Loss of even one "somatic" chromosome (all chromosomes other than X or Y are called "somatic" chromosomes) is usually incompatible with life, and if present in a fetus will result in fetal death and spontaneous abortion ("miscarriage"), usually early in pregnancy. Trisomy of most somatic chromosomes, except 18 and 21, is also usually incompatible with life. Most early miscarriages (2-8 weeks) are due to similar severe chromosomal abnormalities. 

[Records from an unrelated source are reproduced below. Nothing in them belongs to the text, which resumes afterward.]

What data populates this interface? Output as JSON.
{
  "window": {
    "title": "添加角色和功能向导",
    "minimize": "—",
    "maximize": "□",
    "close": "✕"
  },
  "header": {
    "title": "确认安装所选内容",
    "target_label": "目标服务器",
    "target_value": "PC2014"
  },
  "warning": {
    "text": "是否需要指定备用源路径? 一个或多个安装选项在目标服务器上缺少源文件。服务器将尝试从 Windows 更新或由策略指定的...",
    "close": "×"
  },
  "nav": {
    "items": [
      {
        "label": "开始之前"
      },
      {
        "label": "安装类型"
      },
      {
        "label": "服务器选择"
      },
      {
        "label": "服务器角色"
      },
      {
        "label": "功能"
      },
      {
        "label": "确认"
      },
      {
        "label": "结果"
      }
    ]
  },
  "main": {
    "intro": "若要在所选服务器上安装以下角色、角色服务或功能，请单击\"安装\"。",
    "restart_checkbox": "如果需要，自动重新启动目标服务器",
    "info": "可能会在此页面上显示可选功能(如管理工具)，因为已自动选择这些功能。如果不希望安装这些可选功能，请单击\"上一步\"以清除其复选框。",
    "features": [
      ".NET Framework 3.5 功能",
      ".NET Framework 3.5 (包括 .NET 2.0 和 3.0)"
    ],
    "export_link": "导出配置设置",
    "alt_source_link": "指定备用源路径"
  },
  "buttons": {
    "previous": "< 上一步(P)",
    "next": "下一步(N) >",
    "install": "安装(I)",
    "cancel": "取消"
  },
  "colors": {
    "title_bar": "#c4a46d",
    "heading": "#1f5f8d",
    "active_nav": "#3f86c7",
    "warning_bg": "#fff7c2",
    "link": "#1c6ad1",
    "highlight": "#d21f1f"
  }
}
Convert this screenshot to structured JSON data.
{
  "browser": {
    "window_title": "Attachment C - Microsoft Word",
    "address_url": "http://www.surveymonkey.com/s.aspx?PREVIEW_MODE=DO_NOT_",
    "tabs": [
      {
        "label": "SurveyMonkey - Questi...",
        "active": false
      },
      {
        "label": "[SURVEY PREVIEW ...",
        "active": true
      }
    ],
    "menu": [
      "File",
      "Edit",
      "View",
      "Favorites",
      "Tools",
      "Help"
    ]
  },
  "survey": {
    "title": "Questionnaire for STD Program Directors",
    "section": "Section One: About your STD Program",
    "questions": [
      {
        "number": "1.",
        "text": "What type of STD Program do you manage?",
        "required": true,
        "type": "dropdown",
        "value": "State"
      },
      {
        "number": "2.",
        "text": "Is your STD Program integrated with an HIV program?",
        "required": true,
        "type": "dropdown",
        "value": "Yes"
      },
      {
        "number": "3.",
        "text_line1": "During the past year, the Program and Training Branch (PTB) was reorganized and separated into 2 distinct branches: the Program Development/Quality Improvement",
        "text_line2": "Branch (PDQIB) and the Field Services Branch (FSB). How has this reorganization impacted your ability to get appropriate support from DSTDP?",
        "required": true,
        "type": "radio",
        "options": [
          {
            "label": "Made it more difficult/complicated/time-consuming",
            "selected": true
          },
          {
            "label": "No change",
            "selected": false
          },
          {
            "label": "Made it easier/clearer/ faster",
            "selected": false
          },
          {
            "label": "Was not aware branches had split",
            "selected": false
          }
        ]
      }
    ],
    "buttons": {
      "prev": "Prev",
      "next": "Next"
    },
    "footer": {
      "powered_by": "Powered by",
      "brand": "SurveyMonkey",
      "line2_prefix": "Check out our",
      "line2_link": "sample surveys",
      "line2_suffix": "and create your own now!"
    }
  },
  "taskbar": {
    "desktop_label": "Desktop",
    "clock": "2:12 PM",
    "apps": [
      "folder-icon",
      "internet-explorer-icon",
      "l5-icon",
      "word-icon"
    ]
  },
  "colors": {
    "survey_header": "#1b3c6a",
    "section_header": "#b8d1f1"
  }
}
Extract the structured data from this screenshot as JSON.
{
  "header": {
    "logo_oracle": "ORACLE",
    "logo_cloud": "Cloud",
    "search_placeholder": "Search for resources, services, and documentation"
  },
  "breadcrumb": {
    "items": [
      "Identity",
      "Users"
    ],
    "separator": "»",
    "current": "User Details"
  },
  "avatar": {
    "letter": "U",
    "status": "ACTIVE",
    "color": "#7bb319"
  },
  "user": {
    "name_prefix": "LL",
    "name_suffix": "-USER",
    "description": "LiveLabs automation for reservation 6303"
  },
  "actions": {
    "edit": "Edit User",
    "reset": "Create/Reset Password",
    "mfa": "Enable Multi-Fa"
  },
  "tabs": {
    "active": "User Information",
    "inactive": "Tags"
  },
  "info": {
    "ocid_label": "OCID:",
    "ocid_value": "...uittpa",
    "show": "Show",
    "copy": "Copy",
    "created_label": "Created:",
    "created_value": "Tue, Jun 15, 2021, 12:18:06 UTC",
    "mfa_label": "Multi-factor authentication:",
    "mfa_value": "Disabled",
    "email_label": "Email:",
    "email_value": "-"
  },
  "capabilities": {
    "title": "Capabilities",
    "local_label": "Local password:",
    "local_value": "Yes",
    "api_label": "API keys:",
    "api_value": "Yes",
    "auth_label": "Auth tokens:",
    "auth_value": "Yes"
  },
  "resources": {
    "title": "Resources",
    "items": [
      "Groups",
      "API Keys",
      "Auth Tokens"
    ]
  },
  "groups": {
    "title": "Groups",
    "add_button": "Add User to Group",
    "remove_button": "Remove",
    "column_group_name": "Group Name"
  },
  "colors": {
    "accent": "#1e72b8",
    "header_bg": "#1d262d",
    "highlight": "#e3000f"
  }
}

Karyotyping can also detect structural alterations in chromosomes, for example "translocations" in which part of one chromosome has broken off and attached itself to another chromosome. It is possible to have a "balanced translocation" in which pieces of two separate chromosomes have exchanged. Because patients with balanced translocations technically have a normal number of genes, the effect of a translocation is difficult to predict. Some balanced translocations are entirely compatible with normal health, including normal reproductive capacity, although the translocation may be inherited by the children. If the translocation break goes through a critical part of DNA (e.g. a gene or a gene regulatory sequence), or if there has been a deletion not detectable by microscopy, significant abnormalities may result.

When structural abnormalities such as translocations are inherited (e.g. they are discovered in a fetus or a child but subsequent testing shows that one normal parent also has the abnormality) it is reasonable to assume that there will be no resulting clinical findings.